The installation is really a mammoth collage of quirkily arranged, unframed photographs “new, old, found, and not-yet-forgotten” punctuated by seemingly random surprises—plastic animals, stickers, beads and feathers. Don’t forget to look up or you’ll miss the micro-installation, “His Bark is His Bark,” a multi-breed pack of doggie figurines perched atop the display case. Better look down or you might tread on the little Bambi nestled in a furry carpet of pink shag in the corner (titled “Falling Though, Once Again with Too Many Feelings”).

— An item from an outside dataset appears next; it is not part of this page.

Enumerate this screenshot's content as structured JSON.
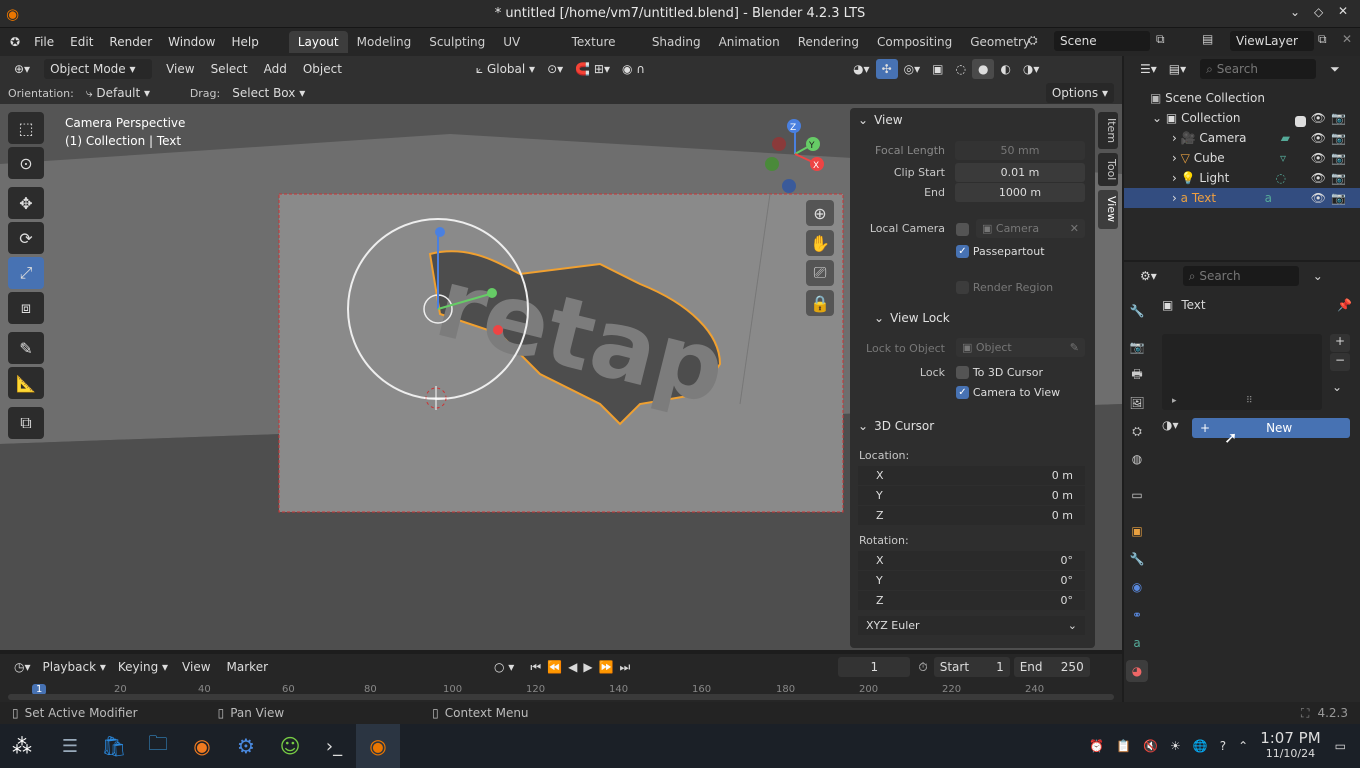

The chief subject matter of the photos is, in the magnificent Leslie-Lohman tradition, males in various states of naked resplendence. But don’t expect the garden-variety studio-lit, club-invite, bare-chested hairless muscleboys. Krach’s men come in all shapes and sizes—often adorned with sparkly stars or a trendy yellow “LIVESTRONG” bracelet—and each exposes his own brand of beauty. Krach is partial to cropping his images just so, to objectify a body part or to allow an otherwise mundane background, such as grass or car interior, to share the spotlight.
Krach manages to achieve beauty on one level, yet at the same time mock it.
“I have a constant—immature, I’m sure—urge to be ironic and sarcastic and not be pretty,” Krach admitted. A prime example is his images of plastic multicolored flowers—like the one on the cover of his novel. They are at once gaily beautiful and fake, the ultimate in tackiness.
Curiously, “Beautiful and Transcendent” evokes a gigantic science project. Photos are mounted with those long pins with colored plastic heads—like the ones from a 4th grade insect collection. Look closely and you’ll even spy a psychedelic butterfly sticker amongst the manflesh. Further down the hall, Krach employs thumbtacks and clear pushpins, perhaps swiped from the gallery’s bulletin board on the opposite wall. The bulk of the assemblage is protected under Plexiglass.
Unlike any written diary could, the work gives offers a glorious glimpse into Krach’s brilliantly inquisitive, somewhat A.D.D.-addled psyche. An ode to beauty or whimsy? You decide.
It’s not evident if the price sheet listing all 98 items is also compiled with irony. Although more than a few images would surely hold up strong on their own, such as his self-portrait, “Aaron NYC, 2003,” “Arm and Water, 2004” and “Father and Child, 2004,” what truly makes this lustrous work transcendent is it’s contextualization, which, alas, is not for sale.
According to gallery assistant director Tom Saettel, creating an installation is hardly child’s play
“I always ask artists who show work in the hall gallery to conceive an environment, to transform the space,” he told me. “Aaron is one of the few who actually got it right.”